“We need to make food education a priority,” says Claire Theobald, Education Services Manager at the Foundation.
“It is difficult because we live in an obesogenic environment. It’s easier to take the less healthy options and not do enough activity.
“Reducing inequalities in health and promoting shifts in food culture are important.”
She says the relationship between healthy and sustainable diets is being adopted as a key focus, particularly for Healthy Eating Week this year in June.
“One quarter of children aged four or five, is overweight or obese”
“It means increasing the amount of fibre in our diets, eating pulses and whole grains, fruit and vegetables – this helps us and the environment,” she says.
“What’s good for us tends to be good for the environment. We’ll focus on fibre, five a day, varying protein, and avoiding food waste.
“One quarter of children in Reception, so children aged four or five, is overweight or obese.
“We’re training children to be adults, making healthy eating a norm for them is the idea, getting into habits they can continue through life, giving them the skills, and empowering them to make healthier choices.
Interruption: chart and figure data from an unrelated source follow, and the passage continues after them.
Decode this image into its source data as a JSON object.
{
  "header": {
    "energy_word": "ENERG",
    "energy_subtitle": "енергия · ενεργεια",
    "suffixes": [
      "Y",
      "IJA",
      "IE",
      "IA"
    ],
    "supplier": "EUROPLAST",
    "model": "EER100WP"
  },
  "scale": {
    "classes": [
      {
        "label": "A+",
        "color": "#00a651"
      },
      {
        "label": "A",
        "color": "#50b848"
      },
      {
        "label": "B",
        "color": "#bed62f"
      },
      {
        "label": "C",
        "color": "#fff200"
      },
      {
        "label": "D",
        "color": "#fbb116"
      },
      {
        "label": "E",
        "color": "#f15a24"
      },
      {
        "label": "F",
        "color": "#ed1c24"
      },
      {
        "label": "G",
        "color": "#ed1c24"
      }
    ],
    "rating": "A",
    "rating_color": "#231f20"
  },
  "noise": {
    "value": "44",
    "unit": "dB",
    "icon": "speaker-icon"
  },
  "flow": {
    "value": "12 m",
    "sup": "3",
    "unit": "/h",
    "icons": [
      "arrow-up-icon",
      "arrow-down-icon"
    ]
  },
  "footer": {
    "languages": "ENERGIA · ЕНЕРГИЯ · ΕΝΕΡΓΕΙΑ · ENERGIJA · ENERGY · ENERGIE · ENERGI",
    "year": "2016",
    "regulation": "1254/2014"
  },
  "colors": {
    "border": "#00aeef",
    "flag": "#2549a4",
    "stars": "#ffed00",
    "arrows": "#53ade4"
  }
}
“Schools do a fantastic job in trying to help the situation. In primary schools and many secondaries, children are encouraged to have a bottle of water on their tables to be sipping throughout the day, a lot of primary schools will say that if you’re bringing in a snack it must be fruit or vegetables.
“The National Food Strategy said eating well is easier if you cook from scratch”
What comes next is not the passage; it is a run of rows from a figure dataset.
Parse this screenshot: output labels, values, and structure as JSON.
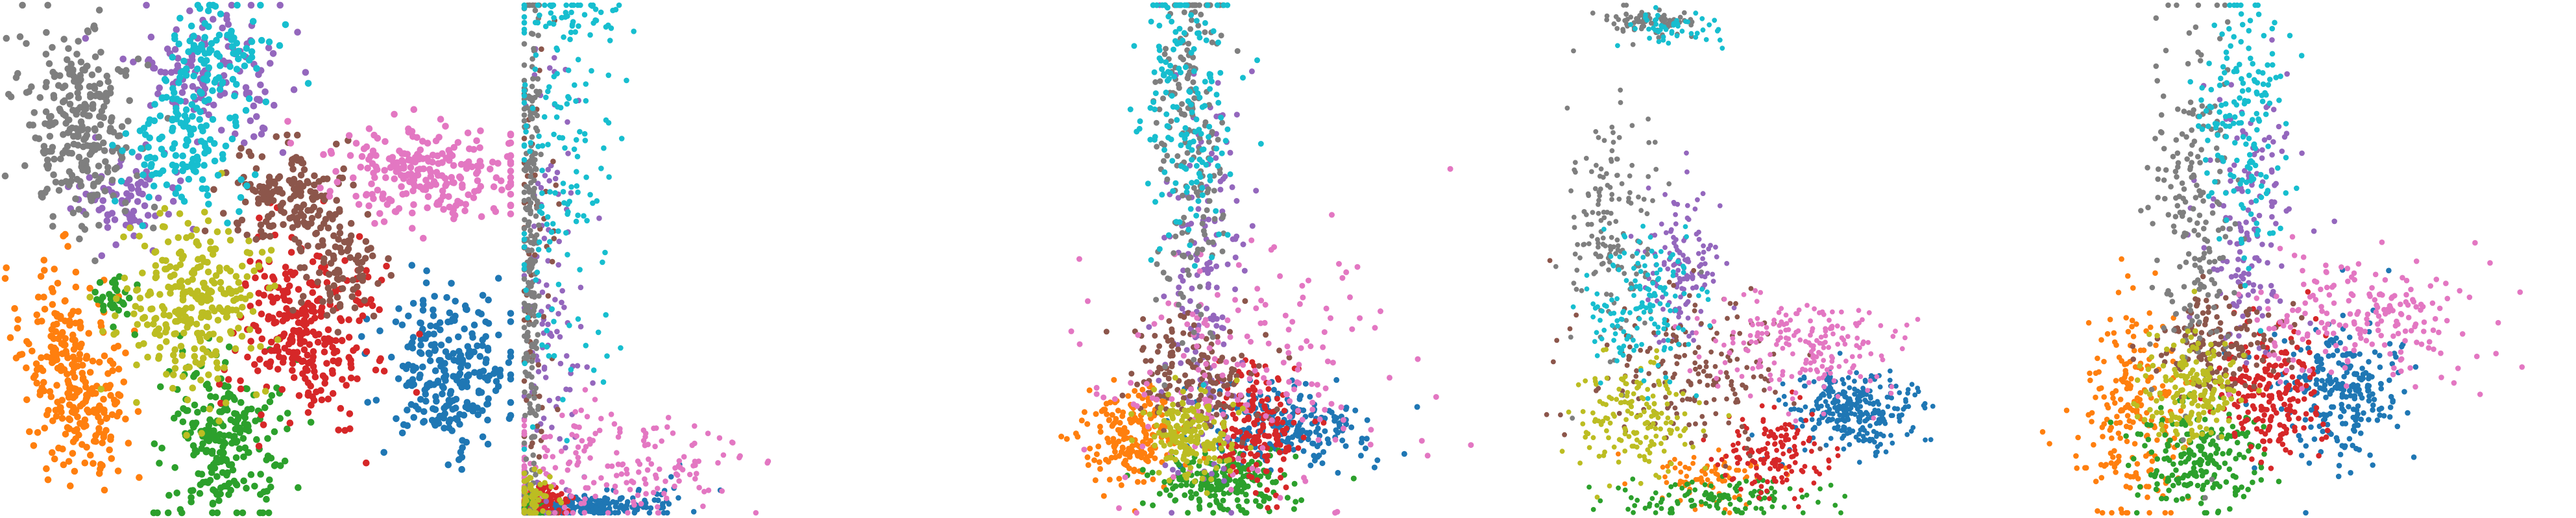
{
  "figure": {
    "palette": [
      "#1f77b4",
      "#ff7f0e",
      "#2ca02c",
      "#d62728",
      "#9467bd",
      "#8c564b",
      "#e377c2",
      "#7f7f7f",
      "#bcbd22",
      "#17becf"
    ]
  },
  "chart_data": [
    {
      "type": "scatter",
      "title": "",
      "xlabel": "",
      "ylabel": "",
      "xlim": [
        0,
        100
      ],
      "ylim": [
        0,
        100
      ],
      "grid": false,
      "axes": "hidden",
      "legend": "none",
      "point_radius": 0.75,
      "series": [
        {
          "class": 0,
          "color": "#1f77b4",
          "clusters": [
            {
              "cx": 87.5,
              "cy": 28,
              "sx": 6.5,
              "sy": 7.5,
              "n": 260
            }
          ]
        },
        {
          "class": 1,
          "color": "#ff7f0e",
          "clusters": [
            {
              "cx": 11,
              "cy": 31,
              "sx": 5,
              "sy": 9,
              "n": 170
            },
            {
              "cx": 17,
              "cy": 19,
              "sx": 4,
              "sy": 6,
              "n": 110
            }
          ]
        },
        {
          "class": 2,
          "color": "#2ca02c",
          "clusters": [
            {
              "cx": 43,
              "cy": 14,
              "sx": 6,
              "sy": 8,
              "n": 240
            },
            {
              "cx": 21,
              "cy": 42,
              "sx": 2,
              "sy": 3,
              "n": 30
            }
          ]
        },
        {
          "class": 3,
          "color": "#d62728",
          "clusters": [
            {
              "cx": 59.5,
              "cy": 36,
              "sx": 7,
              "sy": 9,
              "n": 280
            }
          ]
        },
        {
          "class": 4,
          "color": "#9467bd",
          "clusters": [
            {
              "cx": 41,
              "cy": 86,
              "sx": 8,
              "sy": 7,
              "n": 130
            },
            {
              "cx": 24,
              "cy": 62,
              "sx": 5,
              "sy": 5,
              "n": 80
            }
          ]
        },
        {
          "class": 5,
          "color": "#8c564b",
          "clusters": [
            {
              "cx": 56,
              "cy": 62,
              "sx": 6,
              "sy": 5,
              "n": 150
            },
            {
              "cx": 67,
              "cy": 48,
              "sx": 5,
              "sy": 6,
              "n": 90
            }
          ]
        },
        {
          "class": 6,
          "color": "#e377c2",
          "clusters": [
            {
              "cx": 83,
              "cy": 67,
              "sx": 10,
              "sy": 4.5,
              "n": 240
            }
          ]
        },
        {
          "class": 7,
          "color": "#7f7f7f",
          "clusters": [
            {
              "cx": 15,
              "cy": 76,
              "sx": 5.5,
              "sy": 10,
              "n": 270
            }
          ]
        },
        {
          "class": 8,
          "color": "#bcbd22",
          "clusters": [
            {
              "cx": 38,
              "cy": 40,
              "sx": 7,
              "sy": 8,
              "n": 280
            }
          ]
        },
        {
          "class": 9,
          "color": "#17becf",
          "clusters": [
            {
              "cx": 35,
              "cy": 73,
              "sx": 6,
              "sy": 7,
              "n": 140
            },
            {
              "cx": 43,
              "cy": 91,
              "sx": 5,
              "sy": 5,
              "n": 90
            }
          ]
        }
      ]
    },
    {
      "type": "scatter",
      "title": "",
      "xlabel": "",
      "ylabel": "",
      "xlim": [
        0,
        100
      ],
      "ylim": [
        0,
        100
      ],
      "grid": false,
      "axes": "hidden",
      "legend": "none",
      "point_radius": 0.62,
      "series": [
        {
          "class": 0,
          "color": "#1f77b4",
          "clusters": [
            {
              "cx": 10,
              "cy": 1.2,
              "sx": 8,
              "sy": 1,
              "n": 210
            },
            {
              "cx": 28,
              "cy": 4,
              "sx": 6,
              "sy": 2,
              "n": 25
            }
          ]
        },
        {
          "class": 1,
          "color": "#ff7f0e",
          "clusters": [
            {
              "cx": 1.5,
              "cy": 1.5,
              "sx": 1.2,
              "sy": 1.2,
              "n": 80
            }
          ]
        },
        {
          "class": 2,
          "color": "#2ca02c",
          "clusters": [
            {
              "cx": 2,
              "cy": 1.2,
              "sx": 1.5,
              "sy": 1,
              "n": 80
            }
          ]
        },
        {
          "class": 3,
          "color": "#d62728",
          "clusters": [
            {
              "cx": 4,
              "cy": 2,
              "sx": 2.5,
              "sy": 1.5,
              "n": 70
            }
          ]
        },
        {
          "class": 4,
          "color": "#9467bd",
          "clusters": [
            {
              "cx": 5,
              "cy": 45,
              "sx": 3.5,
              "sy": 25,
              "n": 110
            }
          ]
        },
        {
          "class": 5,
          "color": "#8c564b",
          "clusters": [
            {
              "cx": 2.5,
              "cy": 35,
              "sx": 2.5,
              "sy": 25,
              "n": 70
            }
          ]
        },
        {
          "class": 6,
          "color": "#e377c2",
          "clusters": [
            {
              "cx": 16,
              "cy": 9,
              "sx": 14,
              "sy": 6,
              "n": 190
            }
          ]
        },
        {
          "class": 7,
          "color": "#7f7f7f",
          "clusters": [
            {
              "cx": 1.3,
              "cy": 52,
              "sx": 1,
              "sy": 30,
              "n": 240
            }
          ]
        },
        {
          "class": 8,
          "color": "#bcbd22",
          "clusters": [
            {
              "cx": 2,
              "cy": 4,
              "sx": 2,
              "sy": 3,
              "n": 60
            }
          ]
        },
        {
          "class": 9,
          "color": "#17becf",
          "clusters": [
            {
              "cx": 7,
              "cy": 68,
              "sx": 6,
              "sy": 20,
              "n": 150
            },
            {
              "cx": 10,
              "cy": 97,
              "sx": 6,
              "sy": 2,
              "n": 40
            }
          ]
        }
      ]
    },
    {
      "type": "scatter",
      "title": "",
      "xlabel": "",
      "ylabel": "",
      "xlim": [
        0,
        100
      ],
      "ylim": [
        0,
        100
      ],
      "grid": false,
      "axes": "hidden",
      "legend": "none",
      "point_radius": 0.65,
      "series": [
        {
          "class": 0,
          "color": "#1f77b4",
          "clusters": [
            {
              "cx": 55,
              "cy": 17,
              "sx": 9,
              "sy": 4,
              "n": 220
            }
          ]
        },
        {
          "class": 1,
          "color": "#ff7f0e",
          "clusters": [
            {
              "cx": 26,
              "cy": 15,
              "sx": 5,
              "sy": 5,
              "n": 200
            }
          ]
        },
        {
          "class": 2,
          "color": "#2ca02c",
          "clusters": [
            {
              "cx": 43,
              "cy": 6,
              "sx": 7,
              "sy": 3,
              "n": 200
            }
          ]
        },
        {
          "class": 3,
          "color": "#d62728",
          "clusters": [
            {
              "cx": 50,
              "cy": 17,
              "sx": 4,
              "sy": 6,
              "n": 160
            }
          ]
        },
        {
          "class": 4,
          "color": "#9467bd",
          "clusters": [
            {
              "cx": 40,
              "cy": 44,
              "sx": 4,
              "sy": 22,
              "n": 150
            }
          ]
        },
        {
          "class": 5,
          "color": "#8c564b",
          "clusters": [
            {
              "cx": 38,
              "cy": 28,
              "sx": 6,
              "sy": 6,
              "n": 150
            }
          ]
        },
        {
          "class": 6,
          "color": "#e377c2",
          "clusters": [
            {
              "cx": 50,
              "cy": 28,
              "sx": 15,
              "sy": 12,
              "n": 180
            }
          ]
        },
        {
          "class": 7,
          "color": "#7f7f7f",
          "clusters": [
            {
              "cx": 37,
              "cy": 72,
              "sx": 3.5,
              "sy": 22,
              "n": 190
            }
          ]
        },
        {
          "class": 8,
          "color": "#bcbd22",
          "clusters": [
            {
              "cx": 37,
              "cy": 15,
              "sx": 4,
              "sy": 4,
              "n": 170
            }
          ]
        },
        {
          "class": 9,
          "color": "#17becf",
          "clusters": [
            {
              "cx": 37,
              "cy": 80,
              "sx": 5,
              "sy": 15,
              "n": 170
            }
          ]
        }
      ]
    },
    {
      "type": "scatter",
      "title": "",
      "xlabel": "",
      "ylabel": "",
      "xlim": [
        0,
        100
      ],
      "ylim": [
        0,
        100
      ],
      "grid": false,
      "axes": "hidden",
      "legend": "none",
      "point_radius": 0.55,
      "series": [
        {
          "class": 0,
          "color": "#1f77b4",
          "clusters": [
            {
              "cx": 68,
              "cy": 20,
              "sx": 6,
              "sy": 4,
              "n": 300
            }
          ]
        },
        {
          "class": 1,
          "color": "#ff7f0e",
          "clusters": [
            {
              "cx": 40,
              "cy": 7,
              "sx": 6,
              "sy": 2.5,
              "n": 80
            }
          ]
        },
        {
          "class": 2,
          "color": "#2ca02c",
          "clusters": [
            {
              "cx": 40,
              "cy": 3,
              "sx": 10,
              "sy": 2,
              "n": 120
            }
          ]
        },
        {
          "class": 3,
          "color": "#d62728",
          "clusters": [
            {
              "cx": 52,
              "cy": 12,
              "sx": 5,
              "sy": 5,
              "n": 140
            }
          ]
        },
        {
          "class": 4,
          "color": "#9467bd",
          "clusters": [
            {
              "cx": 34,
              "cy": 48,
              "sx": 3.5,
              "sy": 8,
              "n": 130
            }
          ]
        },
        {
          "class": 5,
          "color": "#8c564b",
          "clusters": [
            {
              "cx": 36,
              "cy": 28,
              "sx": 10,
              "sy": 8,
              "n": 180
            }
          ]
        },
        {
          "class": 6,
          "color": "#e377c2",
          "clusters": [
            {
              "cx": 60,
              "cy": 33,
              "sx": 10,
              "sy": 5,
              "n": 200
            }
          ]
        },
        {
          "class": 7,
          "color": "#7f7f7f",
          "clusters": [
            {
              "cx": 20,
              "cy": 58,
              "sx": 5,
              "sy": 12,
              "n": 160
            },
            {
              "cx": 27,
              "cy": 97,
              "sx": 5,
              "sy": 1.5,
              "n": 70
            }
          ]
        },
        {
          "class": 8,
          "color": "#bcbd22",
          "clusters": [
            {
              "cx": 25,
              "cy": 18,
              "sx": 6,
              "sy": 6,
              "n": 160
            }
          ]
        },
        {
          "class": 9,
          "color": "#17becf",
          "clusters": [
            {
              "cx": 26,
              "cy": 40,
              "sx": 6,
              "sy": 7,
              "n": 150
            },
            {
              "cx": 33,
              "cy": 96,
              "sx": 5,
              "sy": 2,
              "n": 50
            }
          ]
        }
      ]
    },
    {
      "type": "scatter",
      "title": "",
      "xlabel": "",
      "ylabel": "",
      "xlim": [
        0,
        100
      ],
      "ylim": [
        0,
        100
      ],
      "grid": false,
      "axes": "hidden",
      "legend": "none",
      "point_radius": 0.62,
      "series": [
        {
          "class": 0,
          "color": "#1f77b4",
          "clusters": [
            {
              "cx": 57,
              "cy": 24,
              "sx": 6,
              "sy": 7,
              "n": 240
            }
          ]
        },
        {
          "class": 1,
          "color": "#ff7f0e",
          "clusters": [
            {
              "cx": 17,
              "cy": 20,
              "sx": 5,
              "sy": 10,
              "n": 220
            }
          ]
        },
        {
          "class": 2,
          "color": "#2ca02c",
          "clusters": [
            {
              "cx": 30,
              "cy": 11,
              "sx": 6,
              "sy": 5,
              "n": 200
            }
          ]
        },
        {
          "class": 3,
          "color": "#d62728",
          "clusters": [
            {
              "cx": 43,
              "cy": 24,
              "sx": 5,
              "sy": 6,
              "n": 200
            }
          ]
        },
        {
          "class": 4,
          "color": "#9467bd",
          "clusters": [
            {
              "cx": 39,
              "cy": 58,
              "sx": 4,
              "sy": 14,
              "n": 150
            }
          ]
        },
        {
          "class": 5,
          "color": "#8c564b",
          "clusters": [
            {
              "cx": 33,
              "cy": 33,
              "sx": 6,
              "sy": 5,
              "n": 160
            }
          ]
        },
        {
          "class": 6,
          "color": "#e377c2",
          "clusters": [
            {
              "cx": 62,
              "cy": 38,
              "sx": 12,
              "sy": 6,
              "n": 200
            }
          ]
        },
        {
          "class": 7,
          "color": "#7f7f7f",
          "clusters": [
            {
              "cx": 29,
              "cy": 60,
              "sx": 4.5,
              "sy": 20,
              "n": 200
            }
          ]
        },
        {
          "class": 8,
          "color": "#bcbd22",
          "clusters": [
            {
              "cx": 28,
              "cy": 24,
              "sx": 5,
              "sy": 5,
              "n": 170
            }
          ]
        },
        {
          "class": 9,
          "color": "#17becf",
          "clusters": [
            {
              "cx": 38,
              "cy": 76,
              "sx": 4,
              "sy": 14,
              "n": 170
            }
          ]
        }
      ]
    }
  ]
}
“In England, children aged 4 to 6 attending a fully state-funded infant, primary or special school are entitled to receive a free piece of fruit or vegetable each school day to encourage them to have five a day and encourage healthy eating habits that can be carried into later life.”
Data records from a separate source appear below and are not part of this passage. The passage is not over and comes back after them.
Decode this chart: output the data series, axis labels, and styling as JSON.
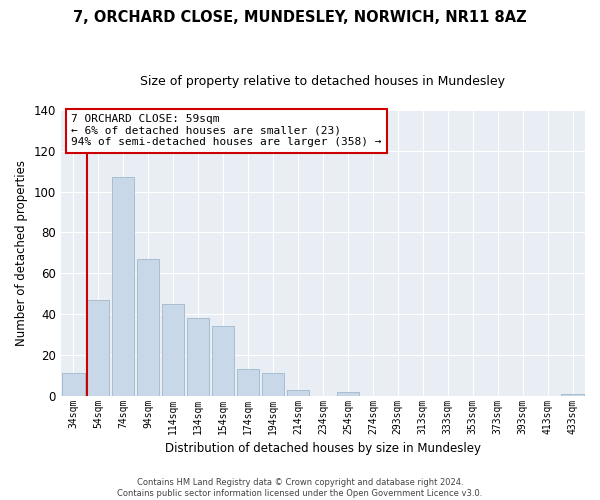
{
  "title": "7, ORCHARD CLOSE, MUNDESLEY, NORWICH, NR11 8AZ",
  "subtitle": "Size of property relative to detached houses in Mundesley",
  "xlabel": "Distribution of detached houses by size in Mundesley",
  "ylabel": "Number of detached properties",
  "bar_labels": [
    "34sqm",
    "54sqm",
    "74sqm",
    "94sqm",
    "114sqm",
    "134sqm",
    "154sqm",
    "174sqm",
    "194sqm",
    "214sqm",
    "234sqm",
    "254sqm",
    "274sqm",
    "293sqm",
    "313sqm",
    "333sqm",
    "353sqm",
    "373sqm",
    "393sqm",
    "413sqm",
    "433sqm"
  ],
  "bar_values": [
    11,
    47,
    107,
    67,
    45,
    38,
    34,
    13,
    11,
    3,
    0,
    2,
    0,
    0,
    0,
    0,
    0,
    0,
    0,
    0,
    1
  ],
  "bar_color": "#c8d8e8",
  "bar_edge_color": "#a0b8cc",
  "highlight_color": "#cc0000",
  "ylim": [
    0,
    140
  ],
  "yticks": [
    0,
    20,
    40,
    60,
    80,
    100,
    120,
    140
  ],
  "annotation_text_line1": "7 ORCHARD CLOSE: 59sqm",
  "annotation_text_line2": "← 6% of detached houses are smaller (23)",
  "annotation_text_line3": "94% of semi-detached houses are larger (358) →",
  "footer_line1": "Contains HM Land Registry data © Crown copyright and database right 2024.",
  "footer_line2": "Contains public sector information licensed under the Open Government Licence v3.0.",
  "bg_color": "#e8eef4"
}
The nutrition curriculum in England is compulsory for state schools for children aged from five up to 14. It prescribes that children are taught about healthy diets, how to cook and where their food comes from.
“Children should be involved in learning about healthy meals as early as possible,” says Claire Theobald.
“The National Food Strategy report last year said that eating well is much easier if you know how to cook from scratch.
“Encouraging sensory food education with children aged three to five is very helpful. Children experiencing fruit and vegetables may then be more likely to then go on to eat them.
“Children should be able to cook a repertoire of dishes to feed themselves and others”
“Children mimic adult behaviours, so cooking and tasting sessions at home are also great.
“The curriculum says children should be able to cook a repertoire of predominantly savoury dishes so they can feed themselves and others, as part of their education.
“They should be competent in a range of skills, of cooking methods and ingredients.
“I’d like to know that the children who will be in charge of the food system in the future had a really good food education, they understand about food and how it’s produced or farmed; what healthy eating is; that we need to consider for our planet and the environment.
“I want them to have the tools to do right by people and the planet.”
“People need education to understand sustainability in our food system”
The British Nutrition Foundation was founded in 1967.
“It’s long been recognised that help is needed – people need an evidence-based education on food so that they understand what they need to do to be healthier and have an increased awareness of sustainability in our food system,” says Claire Theobald.
“We’ve advocated food education for 30 years because it is critical.
“In the last year we’ve trained over 1,300 teachers. Our courses can be accessed for free by teachers and we also run online webinars and master classes.
“Our Food – a fact of life website had over 400,000 unique users last year and 1.3 million resources were downloaded. There is a need for this. People want to help children and do the right thing.
“In pre-school children are open to tasting and learning about food”
“We worked really hard to promote remote learning when children were in lock down, to keep their food and health education going.
“The importance of engaging children is because they are more open and have a willingness to learn.
“They are generally in a nurturing educational environment in pre-school where they are open to tasting and learning about food. In primary school there are lots of opportunities within the curriculum for them to have food experiences, cook and taste different foods.
“This can set them up for life so they have installed behaviours that can guide them as they get older, that they can build on. The knowledge and skills developed will serve them later on.”